# aq_udb

## Overview
This command let users interact with UDB (User Database). It is distributed, hash-based, in memory database. 
It is designed to process vast amount of data in a computing cluster, where each node is responsible for unique set of primary keys in the database. 

This allows users to perform much more complex analysis and queries than `aq_pp` command could alone, on larger datasets.

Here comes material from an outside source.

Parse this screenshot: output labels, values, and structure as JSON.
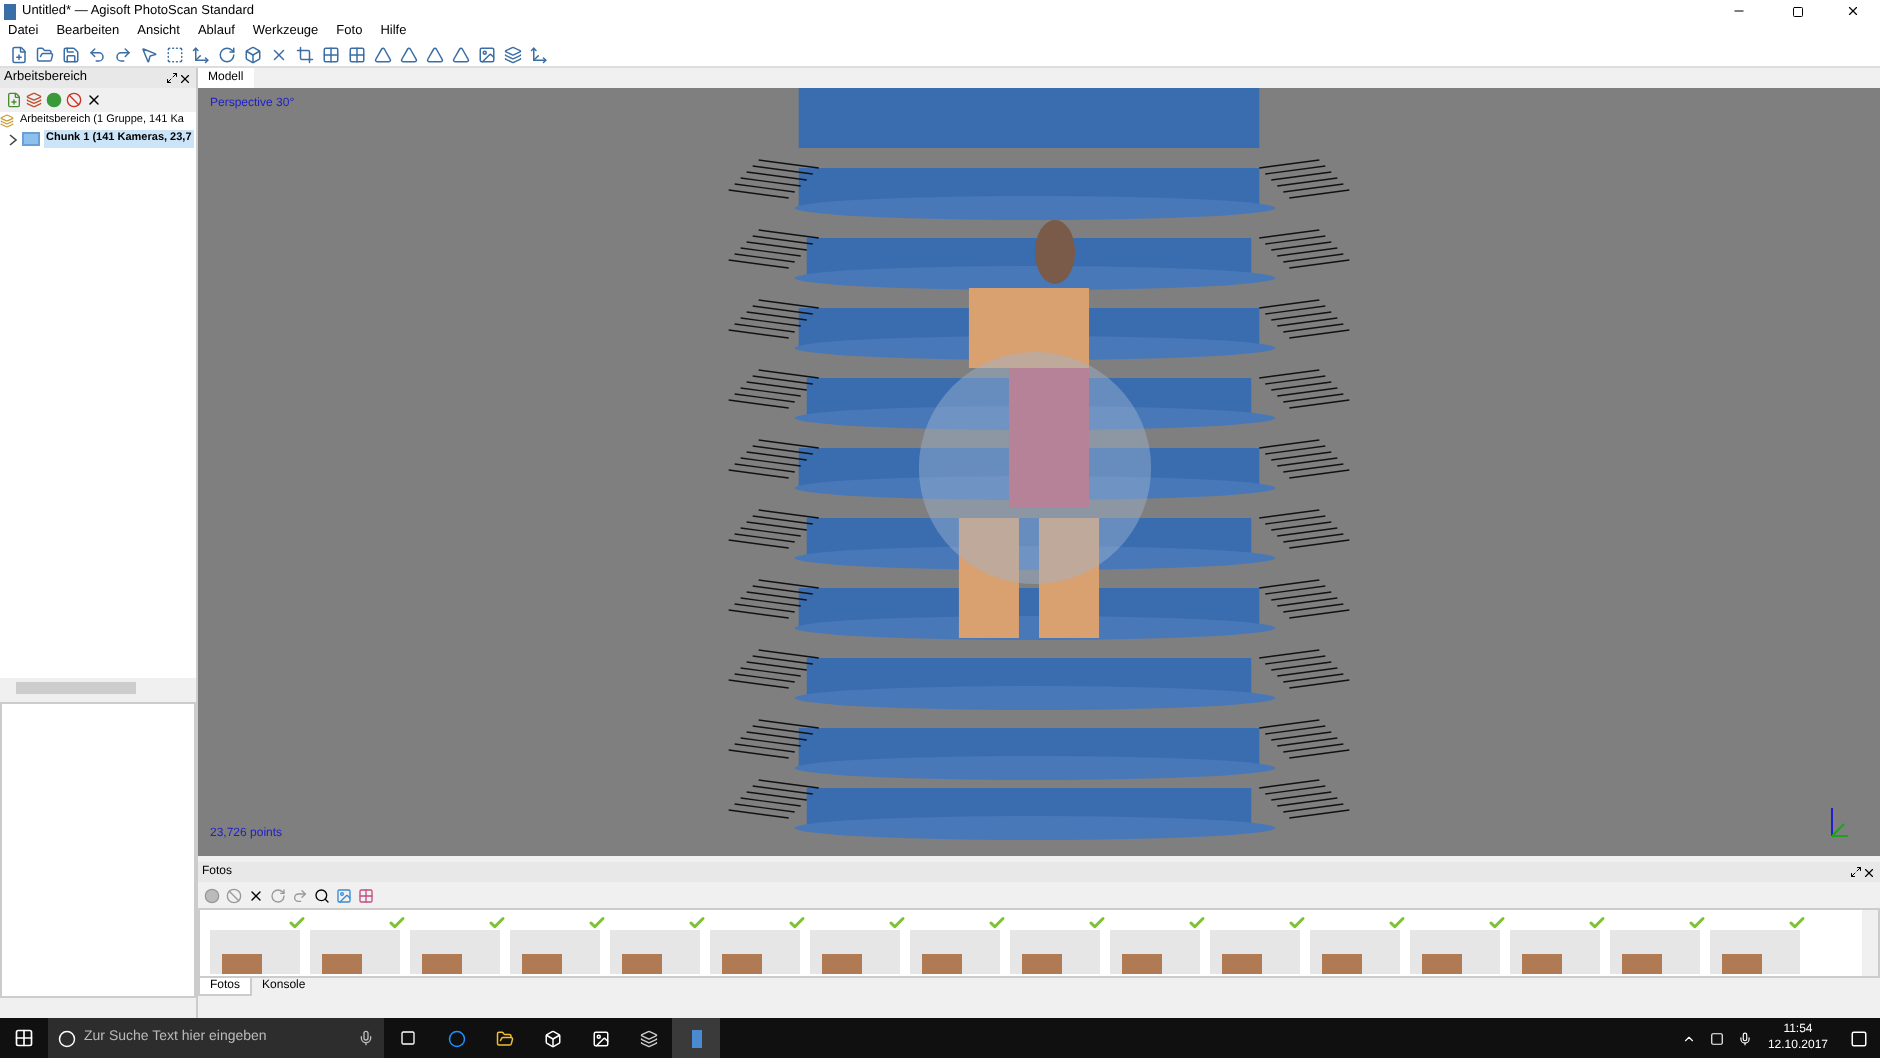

`aq_udb` is used to perform data cleaning and transforming with UDB once the database is created. 

### Components of UDB
* Database: User database, that contains one or more of the following components
* Table: similar to TABLE in MySQL, with schema that is a variant of column spec
* Vector: ??
* Variable: ??

## Data and Database setup

We'll be using [amazon customer review dataset](https://s3.amazonaws.com/amazon-reviews-pds/readme.html)'s international market's data, namely Japan and UK's reviews.

**Database**<br>
Followings are some important info about the database we'll create.
* Database: `amazon`
* Table: `reviews`
* Primary key (column): `customer_ID`

## Contents
In this notebook, first we'll go though the general steps of managing database, then go over the actual examples of data processing using udb.

### Manage UDB

#### [Preparing Database](#prep_db)


#### [Checking Database State](#check_db)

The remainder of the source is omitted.